JOUSOUR ARTICLE

A refugee story: Abu Hassan: I am not the only Lebanese in the camp

A refugee story:  Abu Hassan: I am not the only Lebanese in the camp
* Palestinian Journalist 

He is a Lebanese citizen from Tyre. She is a Palestinian refugee from the Rashidieh camp, south of the city. Abu Hassan met his wife more than six years ago, and soon a love story began culminating in marriage, despite the objections of many of their family members, especially that they decided to live in the camp. But “without this decision, I would not have been able to get married in the first place, especially under the difficult economic and living conditions.” He said., “I am not the only Lebanese here, and the proportion of intermarriage between the camp and the vicinity residents is relatively high. Many Lebanese families have been living in the camp for decades.”

Life in the camp is safer

 
As usual, every weekend Abu Hassan prepares to go fishing in the sea facing Rashidieh camp with his friend and neighbor who also married a Palestinian woman. He bought manakeesh from Umm Tarek’s bakery before heading to his home at the entrance to the old camp. Everyone there knows him as “Abu Hassan the Lebanese,” or as they like to call him “Jar Al-Reda” (Pleasant neighbor). This weekly routine is a breathing space for the man in his twenties who works long hours as an employee in a private car park in the area.

Abu Hassan feels safe in the camp, as the security situation here, as he sees it, is less dangerous than outside the camp, especially that many Lebanese areas are witnessing a significant increase in looting, robberies and assaults, but in the camp there are no such incidents so far, as he put it. The UNRWA, the Palestinian Red Crescent Society, and several social institutions and charities that provide services and assistance to many families are reducing the burden on the camp residents.

But with the ongoing repercussions of the Covid 19 crisis, the deteriorating economic and political conditions in the country and the staggering increase in prices, the fathers’ fears for his family have grown, as his modest salary is barely enough to cater to the necessary needs and necessities.

 “I will never let my daughter marry a Palestinian”

 
For Abu Hassan, the reality is unbearable. He placed a kiss on the cheek of his five-month-old daughter saying, “You see my daughter? I will never let her marry a Palestinian.” He justified his statement by saying that it is not based on racist grounds at all, but it is rather motivated by his realization of the grave injustice done to the Palestinian refugees in Lebanon and their deprivation of their most basic human rights. Given the fact that his daughter will not be able to pass on her Lebanese nationality to her husband and children due to Lebanese laws that prevent women from conferring their nationality on their families, this means that she will endure difficult living conditions and great deprivation. Umm Hassan agrees with his statement and adds saying that she and her husband are keen on teaching their son how to speak the Lebanese dialect, especially outside the camp, in order to prevent any discrimination, he may face in the future because of his Palestinian dialect.

To avoid this imagined future scenario, or until things are straightened out, Abu Hassan only wants one thing today, emigration from a country where both citizens and refugees suffer injustice.

To the camp

In Burj Al-Barajneh camp in Beirut, Samira Hammoud Al-Aina recalled the journey of her marriage with a Palestinian refugee. The experience has never been pleasant for a young Lebanese woman from Kfardouneen, a village in the southern district of Tyre. Her marriage to a man who is about twenty years older was not the only reason for the parents’ refusal to bless their daughter’s step.
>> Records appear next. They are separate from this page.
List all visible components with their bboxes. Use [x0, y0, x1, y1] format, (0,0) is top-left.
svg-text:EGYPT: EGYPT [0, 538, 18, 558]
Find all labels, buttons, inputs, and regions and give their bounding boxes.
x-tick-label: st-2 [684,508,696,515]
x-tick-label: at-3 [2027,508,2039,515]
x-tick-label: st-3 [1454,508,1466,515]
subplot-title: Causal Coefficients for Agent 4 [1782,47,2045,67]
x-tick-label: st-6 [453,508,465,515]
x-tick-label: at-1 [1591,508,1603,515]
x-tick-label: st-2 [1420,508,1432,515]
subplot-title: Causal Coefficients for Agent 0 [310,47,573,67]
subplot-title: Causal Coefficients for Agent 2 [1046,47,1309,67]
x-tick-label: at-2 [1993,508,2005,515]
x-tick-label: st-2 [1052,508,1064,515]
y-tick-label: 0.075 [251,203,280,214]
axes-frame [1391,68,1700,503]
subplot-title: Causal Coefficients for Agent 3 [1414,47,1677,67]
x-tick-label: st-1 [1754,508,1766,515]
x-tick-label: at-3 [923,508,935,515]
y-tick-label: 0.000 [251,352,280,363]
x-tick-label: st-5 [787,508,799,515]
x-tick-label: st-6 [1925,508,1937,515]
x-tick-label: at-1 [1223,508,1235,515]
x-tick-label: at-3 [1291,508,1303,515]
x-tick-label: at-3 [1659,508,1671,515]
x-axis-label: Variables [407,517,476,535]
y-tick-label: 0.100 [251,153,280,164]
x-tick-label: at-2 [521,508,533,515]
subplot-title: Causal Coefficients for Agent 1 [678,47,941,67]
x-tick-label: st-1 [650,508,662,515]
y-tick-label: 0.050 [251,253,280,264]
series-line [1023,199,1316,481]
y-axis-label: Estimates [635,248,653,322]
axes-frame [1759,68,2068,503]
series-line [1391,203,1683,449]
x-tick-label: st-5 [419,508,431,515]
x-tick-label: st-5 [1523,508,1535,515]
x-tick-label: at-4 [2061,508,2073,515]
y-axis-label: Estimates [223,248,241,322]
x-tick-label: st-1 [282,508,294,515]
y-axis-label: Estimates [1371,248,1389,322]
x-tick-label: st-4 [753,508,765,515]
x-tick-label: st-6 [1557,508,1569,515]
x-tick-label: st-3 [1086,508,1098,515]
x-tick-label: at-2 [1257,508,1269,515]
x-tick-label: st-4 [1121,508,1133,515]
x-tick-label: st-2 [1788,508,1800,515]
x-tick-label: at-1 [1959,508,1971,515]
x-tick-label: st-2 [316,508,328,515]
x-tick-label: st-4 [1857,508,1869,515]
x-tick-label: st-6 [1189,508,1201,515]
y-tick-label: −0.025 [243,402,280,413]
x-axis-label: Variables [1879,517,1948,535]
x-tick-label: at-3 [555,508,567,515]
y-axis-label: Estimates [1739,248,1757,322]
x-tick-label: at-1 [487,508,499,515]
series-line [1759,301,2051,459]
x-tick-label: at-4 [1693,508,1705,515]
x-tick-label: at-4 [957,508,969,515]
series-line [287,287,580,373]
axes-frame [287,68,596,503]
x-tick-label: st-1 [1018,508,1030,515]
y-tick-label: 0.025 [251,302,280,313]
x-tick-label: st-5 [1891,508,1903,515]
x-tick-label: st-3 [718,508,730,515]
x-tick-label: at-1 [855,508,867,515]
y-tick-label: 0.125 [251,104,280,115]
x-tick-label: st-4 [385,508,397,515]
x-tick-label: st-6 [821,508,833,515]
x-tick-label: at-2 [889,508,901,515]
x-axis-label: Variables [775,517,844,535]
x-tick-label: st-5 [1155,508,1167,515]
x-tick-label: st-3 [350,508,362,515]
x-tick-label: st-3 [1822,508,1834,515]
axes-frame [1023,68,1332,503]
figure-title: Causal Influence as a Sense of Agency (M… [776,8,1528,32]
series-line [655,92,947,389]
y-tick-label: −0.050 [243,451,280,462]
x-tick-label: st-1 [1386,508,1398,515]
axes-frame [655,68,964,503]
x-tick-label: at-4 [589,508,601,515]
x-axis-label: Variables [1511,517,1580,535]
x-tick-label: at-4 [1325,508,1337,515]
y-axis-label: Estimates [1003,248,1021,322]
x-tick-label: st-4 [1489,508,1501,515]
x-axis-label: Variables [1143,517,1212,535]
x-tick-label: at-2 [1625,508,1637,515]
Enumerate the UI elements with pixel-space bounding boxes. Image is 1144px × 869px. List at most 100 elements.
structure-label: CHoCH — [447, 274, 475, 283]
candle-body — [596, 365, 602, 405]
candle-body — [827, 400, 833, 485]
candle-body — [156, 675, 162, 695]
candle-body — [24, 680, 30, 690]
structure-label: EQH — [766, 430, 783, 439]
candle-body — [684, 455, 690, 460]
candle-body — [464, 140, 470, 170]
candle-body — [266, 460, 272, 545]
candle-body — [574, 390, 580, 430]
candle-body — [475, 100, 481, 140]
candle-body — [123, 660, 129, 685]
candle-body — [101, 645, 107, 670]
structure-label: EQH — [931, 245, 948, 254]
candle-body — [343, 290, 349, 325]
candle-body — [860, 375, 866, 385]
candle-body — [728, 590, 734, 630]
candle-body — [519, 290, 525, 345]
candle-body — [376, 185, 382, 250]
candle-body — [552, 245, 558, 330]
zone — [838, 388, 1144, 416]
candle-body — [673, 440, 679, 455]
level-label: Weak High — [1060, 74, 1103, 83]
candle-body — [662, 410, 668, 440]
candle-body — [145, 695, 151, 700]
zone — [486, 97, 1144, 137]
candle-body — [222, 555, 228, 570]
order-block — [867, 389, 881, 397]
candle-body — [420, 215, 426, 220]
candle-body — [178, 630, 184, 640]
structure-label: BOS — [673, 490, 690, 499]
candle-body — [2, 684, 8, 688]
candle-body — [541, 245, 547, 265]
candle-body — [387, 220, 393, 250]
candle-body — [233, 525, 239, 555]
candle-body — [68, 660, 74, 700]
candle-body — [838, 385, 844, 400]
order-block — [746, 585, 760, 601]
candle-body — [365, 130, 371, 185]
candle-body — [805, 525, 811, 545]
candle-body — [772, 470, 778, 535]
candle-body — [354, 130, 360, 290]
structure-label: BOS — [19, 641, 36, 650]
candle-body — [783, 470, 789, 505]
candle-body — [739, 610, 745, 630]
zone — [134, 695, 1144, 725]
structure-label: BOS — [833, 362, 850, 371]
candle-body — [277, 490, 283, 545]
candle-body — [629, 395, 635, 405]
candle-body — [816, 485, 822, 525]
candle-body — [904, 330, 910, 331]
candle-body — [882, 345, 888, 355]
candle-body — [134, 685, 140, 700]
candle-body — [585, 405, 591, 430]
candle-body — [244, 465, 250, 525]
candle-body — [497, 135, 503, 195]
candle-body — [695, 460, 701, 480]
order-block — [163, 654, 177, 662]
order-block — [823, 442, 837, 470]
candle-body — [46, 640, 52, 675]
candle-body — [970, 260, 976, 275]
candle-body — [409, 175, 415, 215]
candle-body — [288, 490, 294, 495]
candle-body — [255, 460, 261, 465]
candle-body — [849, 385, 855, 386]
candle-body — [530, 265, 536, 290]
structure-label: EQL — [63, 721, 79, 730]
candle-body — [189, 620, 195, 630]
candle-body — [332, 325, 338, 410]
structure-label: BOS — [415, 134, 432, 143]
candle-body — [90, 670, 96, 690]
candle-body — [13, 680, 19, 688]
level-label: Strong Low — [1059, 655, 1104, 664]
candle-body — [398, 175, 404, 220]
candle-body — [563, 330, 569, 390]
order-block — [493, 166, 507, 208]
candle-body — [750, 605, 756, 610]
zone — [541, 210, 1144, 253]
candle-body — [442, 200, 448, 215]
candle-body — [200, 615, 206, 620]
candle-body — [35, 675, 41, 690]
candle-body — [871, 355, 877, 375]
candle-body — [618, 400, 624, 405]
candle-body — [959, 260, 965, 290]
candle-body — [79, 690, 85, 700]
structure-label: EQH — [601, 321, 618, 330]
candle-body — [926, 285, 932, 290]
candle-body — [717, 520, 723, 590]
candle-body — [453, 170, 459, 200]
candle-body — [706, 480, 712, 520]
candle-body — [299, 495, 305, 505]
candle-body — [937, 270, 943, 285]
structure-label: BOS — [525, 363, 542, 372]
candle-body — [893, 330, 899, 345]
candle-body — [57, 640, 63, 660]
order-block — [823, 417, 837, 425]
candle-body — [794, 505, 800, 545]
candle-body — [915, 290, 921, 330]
As Samira put it, it was “because he was both Palestinian and Sunni.” But then the family yielded under her insistence, and a simple wedding ceremony was held. She explained that this happened only to prevent people from believing that their daughter had an abduction marriage.

She contemplated his picture hanging on a wall in the living room where she spends most of her time with her grandchildren, and commented, “I have never regretted my decision to marry him., and if I had to do it all over again, I would not have changed anything.”

Alienation outside the camp

Over more than thirteen years of marriage, Samira suffered from an almost total boycott by her family and relatives, especially after the family publicized that their daughter lived too far in the Bekaa. Only one brother offered her sympathy and support, and she learnt from him the latest news about her family. Reciprocal visits were hardly paid but were not without blame and reproach, sometimes because of her modest place of residence and the parents’ reluctance to enter the camp, and sometimes because her three daughters speak the Palestinian dialect.

After her husband’s death in 2002, her family got in touch with her and begged her to leave the camp and live with them, but she refused to leave her home. The camp environment is that of her daughters’ father and there she feels comfortable and reassured. According to her, she feels alienated outside the camp. Alienation increases with the continued denial of her right to confer her nationality on her daughters. Here, her youngest daughter highlighted her suffering from job search, simply because she is Palestinian, despite the fact that she holds a university degree. She sarcastically said, “I am like mom. The Palestinians consider her a Lebanese, while the Lebanese consider her a Palestinian.”